I shut my eyes and astrally transport myself to Carbon Beach. The same moon that shines on the Adriatic here is shining on the Pacific there—and I love the Pacific, no matter how many William Morris agents line its shores. But it seems a greater feat of time travel and space warp to go from Venice to Malibu than from 1984 to 1592. Harry and Will still seem more real to me than Lance Robbins and his Elena in their glass-and-redwood house above the Pacific. William Shakespeare still calls to me more persistently than William Morris.

The phone rings again. It's Per Erlanger, my would-be Shylock.

“Per? How are you?”

“Yessica,” says Per in his rhythmic, Swedish singsong, “may I come to your suite? It's very important.”

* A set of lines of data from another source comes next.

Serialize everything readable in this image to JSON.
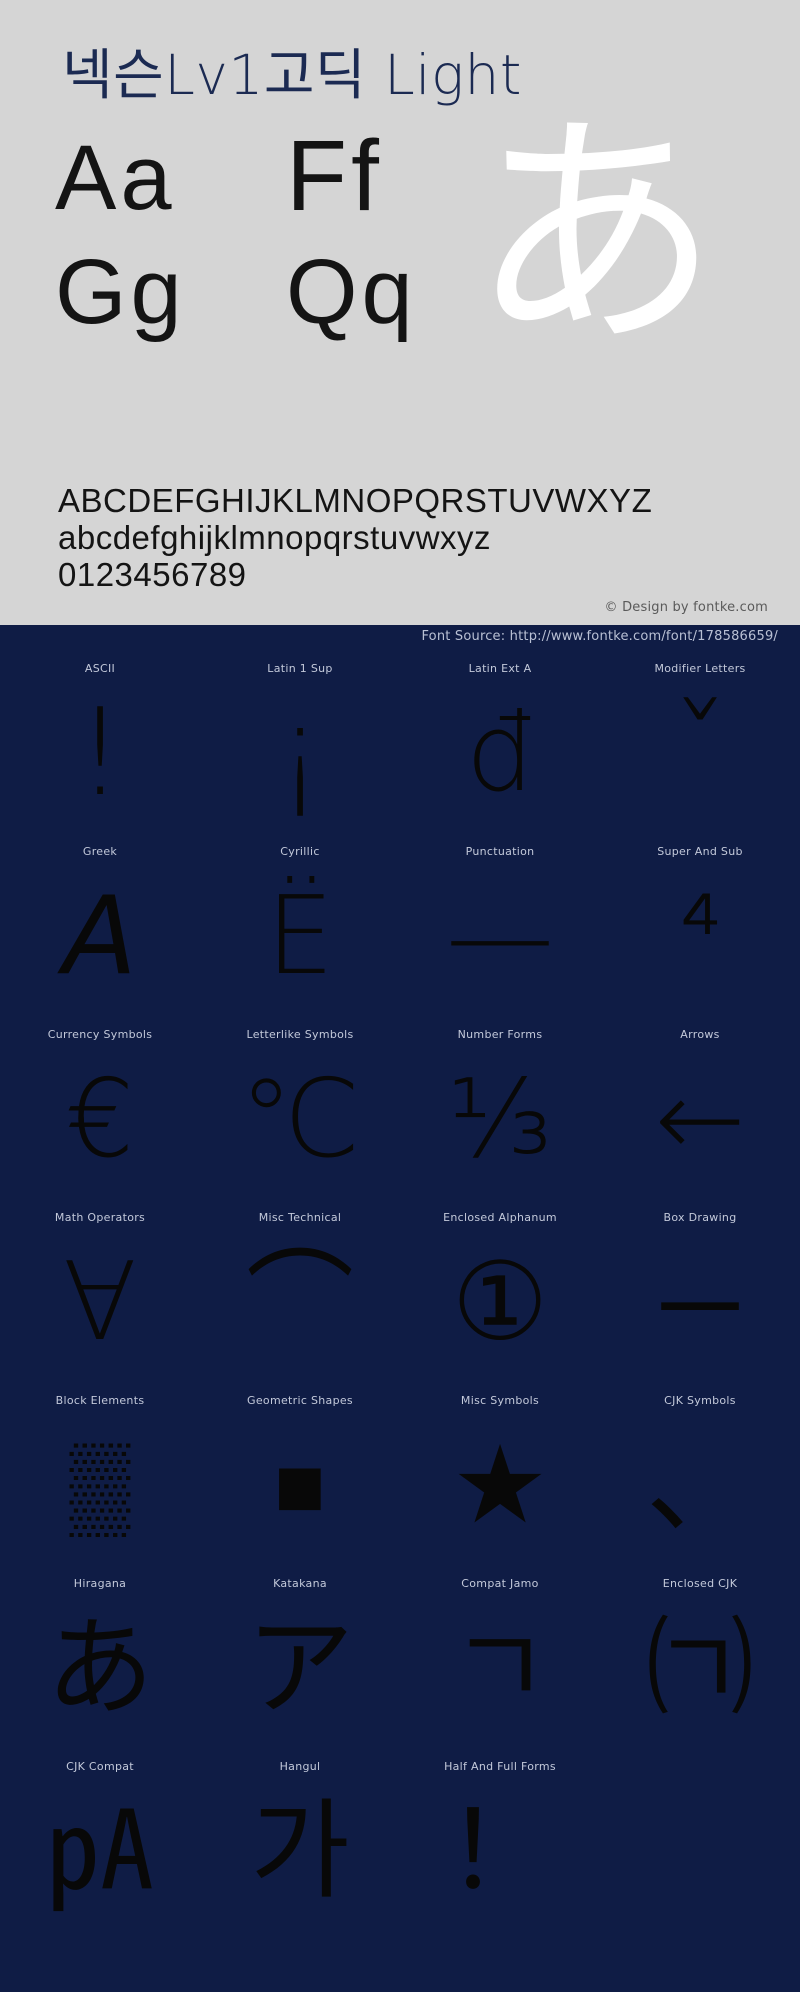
{
  "specimen": {
    "title": "넥슨Lv1고딕 Light",
    "sample_pairs": [
      "Aa",
      "Ff",
      "Gg",
      "Qq"
    ],
    "decorative_glyph": "あ",
    "alphabet_upper": "ABCDEFGHIJKLMNOPQRSTUVWXYZ",
    "alphabet_lower": "abcdefghijklmnopqrstuvwxyz",
    "digits": "0123456789",
    "credit": "© Design by fontke.com",
    "colors": {
      "background": "#d5d5d5",
      "title": "#1b2a52",
      "glyph": "#141414",
      "decorative": "#ffffff",
      "credit": "#5a5a5a"
    }
  },
  "charset": {
    "source_text": "Font Source: http://www.fontke.com/font/178586659/",
    "colors": {
      "background": "#0f1c45",
      "label": "#c3c9da",
      "glyph": "#080808",
      "source": "#b9c0d4"
    },
    "rows": [
      [
        {
          "label": "ASCII",
          "glyph": "!",
          "size": "lg"
        },
        {
          "label": "Latin 1 Sup",
          "glyph": "¡",
          "size": "lg"
        },
        {
          "label": "Latin Ext A",
          "glyph": "đ",
          "size": ""
        },
        {
          "label": "Modifier Letters",
          "glyph": "ˇ",
          "size": "lg"
        }
      ],
      [
        {
          "label": "Greek",
          "glyph": "Α",
          "size": "it"
        },
        {
          "label": "Cyrillic",
          "glyph": "Ё",
          "size": ""
        },
        {
          "label": "Punctuation",
          "glyph": "—",
          "size": ""
        },
        {
          "label": "Super And Sub",
          "glyph": "⁴",
          "size": ""
        }
      ],
      [
        {
          "label": "Currency Symbols",
          "glyph": "€",
          "size": ""
        },
        {
          "label": "Letterlike Symbols",
          "glyph": "℃",
          "size": ""
        },
        {
          "label": "Number Forms",
          "glyph": "⅓",
          "size": ""
        },
        {
          "label": "Arrows",
          "glyph": "←",
          "size": ""
        }
      ],
      [
        {
          "label": "Math Operators",
          "glyph": "∀",
          "size": ""
        },
        {
          "label": "Misc Technical",
          "glyph": "⌒",
          "size": ""
        },
        {
          "label": "Enclosed Alphanum",
          "glyph": "①",
          "size": ""
        },
        {
          "label": "Box Drawing",
          "glyph": "─",
          "size": ""
        }
      ],
      [
        {
          "label": "Block Elements",
          "glyph": "▒",
          "size": "sm"
        },
        {
          "label": "Geometric Shapes",
          "glyph": "■",
          "size": "sm"
        },
        {
          "label": "Misc Symbols",
          "glyph": "★",
          "size": ""
        },
        {
          "label": "CJK Symbols",
          "glyph": "、",
          "size": ""
        }
      ],
      [
        {
          "label": "Hiragana",
          "glyph": "あ",
          "size": ""
        },
        {
          "label": "Katakana",
          "glyph": "ア",
          "size": ""
        },
        {
          "label": "Compat Jamo",
          "glyph": "ㄱ",
          "size": ""
        },
        {
          "label": "Enclosed CJK",
          "glyph": "㈀",
          "size": ""
        }
      ],
      [
        {
          "label": "CJK Compat",
          "glyph": "㎀",
          "size": ""
        },
        {
          "label": "Hangul",
          "glyph": "가",
          "size": ""
        },
        {
          "label": "Half And Full Forms",
          "glyph": "！",
          "size": ""
        },
        {
          "label": "",
          "glyph": "",
          "size": ""
        }
      ]
    ]
  }
}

“How can I ever resist someone who calls me ‘Yessica'?” I say, referring to an old joke between us. Per laughs appreciatively. I go on, “But will you forgive me if I look like hell?”

“Don't be silly, Yessica. Don't forget that I've seen you in all kinds of hells.”

“True,” I say, remembering some I'd rather forget.

I throw cold water on my ghostly face, brush my hair, my teeth, put on a clean robe, and brush my cheeks with blusher. I contemplate my enormous array of costly cosmetics, set out on the dresser top, but decide I haven't even the energy to do my face. The pots of paint in their glistening bottles and jars must languish while I regain my strength. I still look like death warmed over, but it's true that Per knows me. We are an old story to each other.